En este sentido, se exhibe una rara cajita de parches (o lunares) fabricados originalmente con piel y pelo de rata, que se utilizaban para disimular los efectos de la viruela y la sífilis. Posteriormente, en el siglo XVIII, las clases adineradas los acabaron utilizando como un elemento clave del maquillaje de la época: el parche provocaba un contraste con el rostro empolvado.

Sea como fuere, una preciosa síntesis entre lo “bello” y lo grotesco. Se presenta, también, un fascinante arsenal de instrumental quirúrgico de época, parece que especializado en cirugía plástica: el contrapunto entre la supuesta búsqueda del efecto estético y la apariencia de rudimentarios cuchillos de carnicero de los bisturís y otros instrumentos cortantes, conmueve y provoca escalofríos.

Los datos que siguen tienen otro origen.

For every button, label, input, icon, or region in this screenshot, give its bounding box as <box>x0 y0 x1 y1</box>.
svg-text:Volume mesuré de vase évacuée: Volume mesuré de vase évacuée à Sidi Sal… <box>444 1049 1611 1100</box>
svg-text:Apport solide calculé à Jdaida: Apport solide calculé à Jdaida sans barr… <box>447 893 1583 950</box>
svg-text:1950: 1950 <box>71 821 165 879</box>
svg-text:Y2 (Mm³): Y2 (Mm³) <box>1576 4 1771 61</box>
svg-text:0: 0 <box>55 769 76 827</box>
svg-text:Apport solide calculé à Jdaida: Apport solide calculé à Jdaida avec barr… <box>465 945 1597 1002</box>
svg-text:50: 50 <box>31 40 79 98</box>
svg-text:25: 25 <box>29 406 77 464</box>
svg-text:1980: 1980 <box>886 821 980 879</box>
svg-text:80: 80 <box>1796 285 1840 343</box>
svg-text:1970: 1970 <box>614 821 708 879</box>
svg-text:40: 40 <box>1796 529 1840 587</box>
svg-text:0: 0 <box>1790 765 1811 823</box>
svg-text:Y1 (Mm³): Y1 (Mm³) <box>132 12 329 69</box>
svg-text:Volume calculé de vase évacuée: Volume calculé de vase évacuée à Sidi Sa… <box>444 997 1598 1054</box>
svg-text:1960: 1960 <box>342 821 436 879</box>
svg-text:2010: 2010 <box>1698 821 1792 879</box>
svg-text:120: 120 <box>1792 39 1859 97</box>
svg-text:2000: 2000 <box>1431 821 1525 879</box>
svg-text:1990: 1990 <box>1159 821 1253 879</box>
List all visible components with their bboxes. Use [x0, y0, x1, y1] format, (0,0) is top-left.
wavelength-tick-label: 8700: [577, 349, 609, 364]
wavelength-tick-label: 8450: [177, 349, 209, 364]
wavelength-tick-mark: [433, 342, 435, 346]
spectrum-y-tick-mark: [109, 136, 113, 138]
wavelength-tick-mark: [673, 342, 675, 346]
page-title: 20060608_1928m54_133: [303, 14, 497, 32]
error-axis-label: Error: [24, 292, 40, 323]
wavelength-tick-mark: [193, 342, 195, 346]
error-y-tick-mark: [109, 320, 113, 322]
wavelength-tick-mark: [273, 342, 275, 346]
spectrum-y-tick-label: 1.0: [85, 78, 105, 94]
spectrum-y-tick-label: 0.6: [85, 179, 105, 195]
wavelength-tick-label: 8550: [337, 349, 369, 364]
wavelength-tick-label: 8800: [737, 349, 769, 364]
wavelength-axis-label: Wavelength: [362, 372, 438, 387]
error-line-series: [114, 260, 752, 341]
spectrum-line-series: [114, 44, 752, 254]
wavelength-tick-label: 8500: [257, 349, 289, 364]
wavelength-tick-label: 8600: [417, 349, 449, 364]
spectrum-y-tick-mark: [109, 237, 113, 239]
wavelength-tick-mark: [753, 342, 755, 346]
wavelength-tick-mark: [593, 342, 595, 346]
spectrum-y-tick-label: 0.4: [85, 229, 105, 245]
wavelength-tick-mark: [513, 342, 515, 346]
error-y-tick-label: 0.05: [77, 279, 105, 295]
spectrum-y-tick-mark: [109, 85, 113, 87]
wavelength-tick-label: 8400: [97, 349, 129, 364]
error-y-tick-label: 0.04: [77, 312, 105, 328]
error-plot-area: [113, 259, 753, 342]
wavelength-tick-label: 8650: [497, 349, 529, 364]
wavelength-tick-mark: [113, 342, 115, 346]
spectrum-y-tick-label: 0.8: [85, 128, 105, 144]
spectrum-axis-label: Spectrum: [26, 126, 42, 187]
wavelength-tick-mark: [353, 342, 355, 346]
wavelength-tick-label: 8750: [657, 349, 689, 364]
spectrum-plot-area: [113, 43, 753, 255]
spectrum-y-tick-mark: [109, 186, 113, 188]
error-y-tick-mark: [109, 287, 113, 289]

También los corsés de cintura de avispa, las fajas para mujeres embarazadas, las máscaras faciales con luces LED que, supuestamente, lo mejoran todo, o la crema Hazeline Snow, a la que se le suponen milagrosos efectos blanqueadores en pieles de color y que todavía hoy en día se comercializa, etc.

Ren Buchness: 'Carry That Weight', 2018

Ren Buchness: 'Carry That Weight', 2018 Cortesía de Ren Buchness

Curiosamente, en Barcelona ha pasado desapercibida una pieza muy significativa que, cuando la exposición se presentó en Londres, provocó controversias: E-J Scott Chest Tissue. Esta consiste en un frasco de formol con el tejido mamario extirpado a E-J Scott durante su doble mastectomía (técnicamente denominada cirugía de reconstrucción de tórax masculino) en el año 2014.

E-J Scott, fundador del Museum of Transology, es un prestigioso activista cultural y profesor británico que ha desarrollado una gran labor en la preservación de la memoria histórica de la comunidad LGBTIQ+. E-J Scott, hombre trans asignado mujer al nacer, no lo concibe como una mutilación, sino como un gesto de liberación y celebración.

En fin, el espectador asiste a un espectáculo de curiosidades y efectos sorprendentes, como los vistos por un turista que –desimplicado– retrata geografías exóticas desde la ventanilla de un autobús; es esa distancia la que hace observar el mundo como un gran espectáculo.

Es también un universo del kitsch: existe una dimensión absurda, pero al mismo tiempo fascinante en estos objetos. Los surrealistas nos enseñaron a ver el mundo de una manera descontextualizada; es entonces cuando acontece lo fantástico.

Autor desconocido: 'Esquiline Venus', 1874.

Autor desconocido: 'Esquiline Venus', 1874. Museum of Classical Archaeology, Cambridge

Breton y sus compañeros entraban en un cine con la película iniciada y salían al poco tiempo. Entonces, aquel fragmento de película, descontextualizado y puro objeto de especulación o ensoñación, se iluminaba y se transformaba en algo maravilloso.

Del mismo modo, ajeno a las consignas de los paneles de sala, el visitante abandona el CCCB convertido en ese espectador surrealista: un coleccionista de estímulos aislados que halla lo fantástico no en el mensaje de la muestra, sino en el misterio arbitrario de sus despojos.